Among people with a BMI below 25 kg/m2, the diabetes prevalence is two to four times higher among Asian, Black, and Hispanic Americans than among the U.S. White population.

And the authors of the new study, led by Rahul Aggarwal, MD, predict that if screening begins at age 35 years, the BMI cut-off equivalent to 25 kg/m2 for White Americans would be 18.5 kg/m2 for Hispanic and Black Americans and 20 kg/m2 for Asian Americans.

“While diabetes has often been thought of as a disease that primarily affects adults with overweight or [obesity], our findings suggest that normal-weight adults in minority groups have surprisingly high rates of diabetes,” Dr. Aggarwal, senior resident physician in internal medicine at Harvard Medical School, Boston, told this news organization.

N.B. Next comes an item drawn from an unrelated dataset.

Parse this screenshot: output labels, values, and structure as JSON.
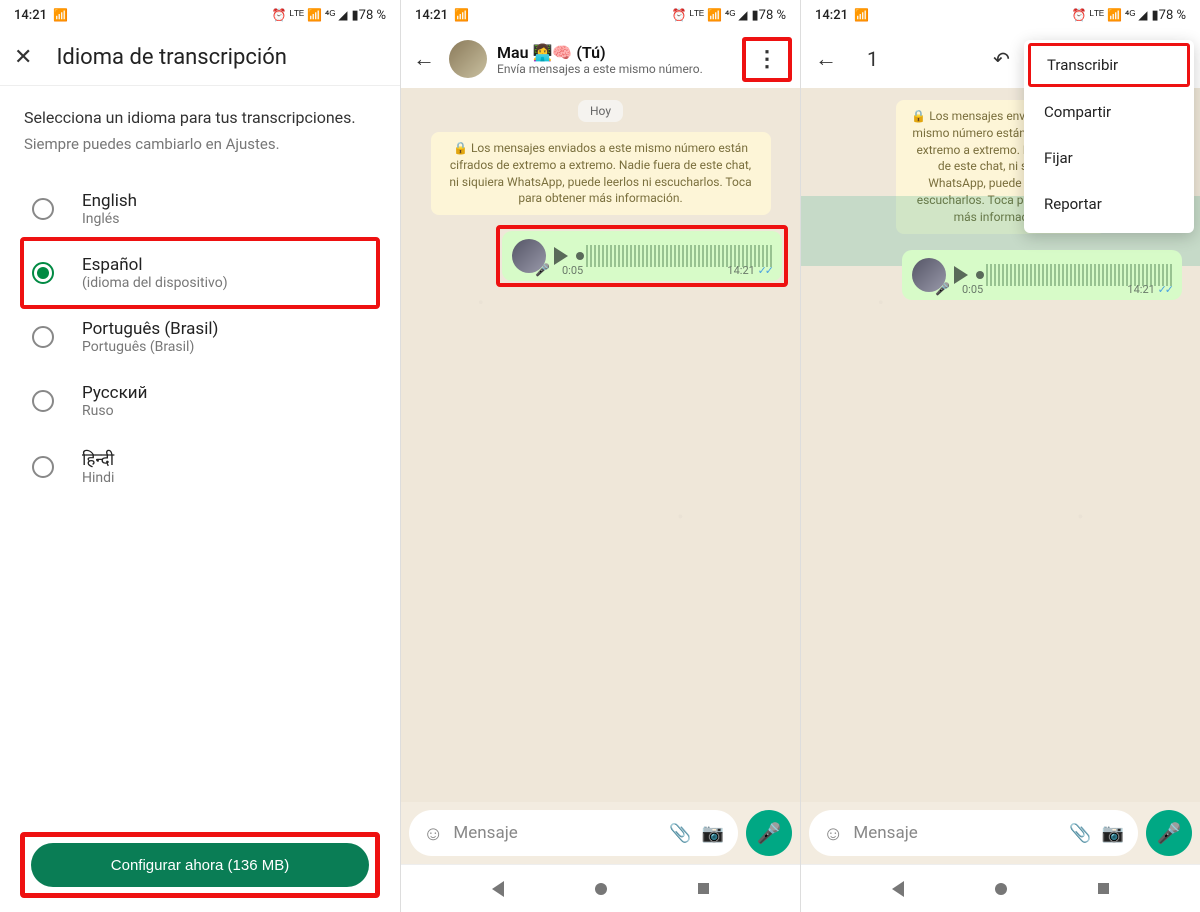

“Assessing diabetes risks in certain racial/ethnic groups will be necessary, even if these adults do not have overweight or [obesity],” he added.

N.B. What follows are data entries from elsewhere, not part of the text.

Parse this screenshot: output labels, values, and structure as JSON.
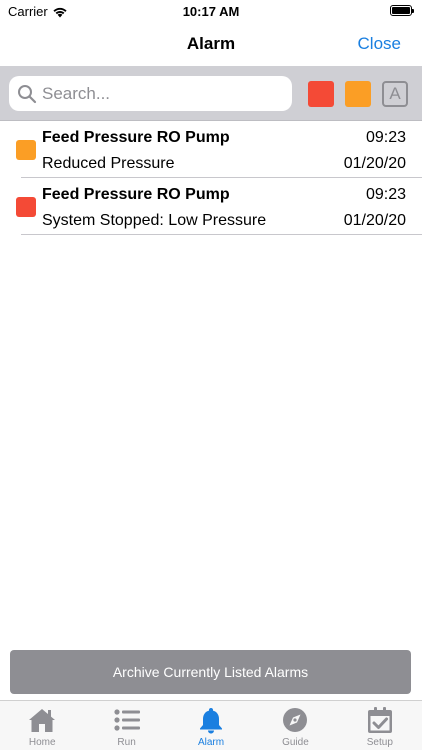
{
  "status_bar": {
    "carrier": "Carrier",
    "time": "10:17 AM"
  },
  "nav": {
    "title": "Alarm",
    "close_label": "Close"
  },
  "search": {
    "placeholder": "Search...",
    "value": ""
  },
  "filters": {
    "all_label": "A",
    "red_color": "#f44a36",
    "orange_color": "#fb9e25"
  },
  "alarms": [
    {
      "title": "Feed Pressure RO Pump",
      "time": "09:23",
      "description": "Reduced Pressure",
      "date": "01/20/20",
      "severity_color": "#fb9e25"
    },
    {
      "title": "Feed Pressure RO Pump",
      "time": "09:23",
      "description": "System Stopped: Low Pressure",
      "date": "01/20/20",
      "severity_color": "#f44a36"
    }
  ],
  "archive_label": "Archive Currently Listed Alarms",
  "tabs": [
    {
      "label": "Home",
      "icon": "home-icon",
      "active": false
    },
    {
      "label": "Run",
      "icon": "list-icon",
      "active": false
    },
    {
      "label": "Alarm",
      "icon": "bell-icon",
      "active": true
    },
    {
      "label": "Guide",
      "icon": "compass-icon",
      "active": false
    },
    {
      "label": "Setup",
      "icon": "calendar-check-icon",
      "active": false
    }
  ],
  "colors": {
    "accent": "#1a7fe0",
    "inactive": "#8e8e93"
  }
}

Not screening in this way “is a missed opportunity for early intervention,” he noted.

And both the authors and an editorialist stress that the issue isn’t just theoretical.

“USPSTF recommendations influence what payers choose to cover, which in turn determines access to preventative services ... Addressing the staggering inequities in diabetes outcomes will require substantial investments in diabetes prevention and treatment, but making screening more equitable is a good place to start,” said senior author Dhruv S. Kazi, MD, of the Smith Center for Outcomes Research in Cardiology and director of the Cardiac Critical Care Unit at Beth Israel, Boston.

Screen minorities at a younger age if current BMI threshold kept

In their study, based on data from the National Health and Nutrition Examination Survey (NHANES) for 2011-2018, Dr. Aggarwal and colleagues also calculated that, if the BMI threshold is kept at 25 kg/m2, then the equivalent age cut-offs for Asian, Black, and Hispanic Americans would be 23, 21, and 25 years, respectively, compared with 35 years for White Americans.

The findings were published online in the Annals of Internal Medicine.

The prevalence of diabetes in those aged 35-70 years in the NHANES population was 17.3% for Asian Americans and 12.5% for those who were White (odds ratio, 1.51 vs. Whites). Among Black Americans and Mexican Americans, the prevalence was 20.7% and 20.6%, respectively, almost twice the prevalence in Whites (OR, 1.85 and 1.80). For other Hispanic Americans, the prevalence was 16.4% (OR, 1.37 vs. Whites). All of those differences were significant, compared with White Americans.

Undiagnosed diabetes was also significantly more common among minority populations, at 27.6%, 22.8%, 21.2%, and 23.5% for Asian, Black, Mexican, and other Hispanic Americans, respectively, versus 12.5% for White Americans.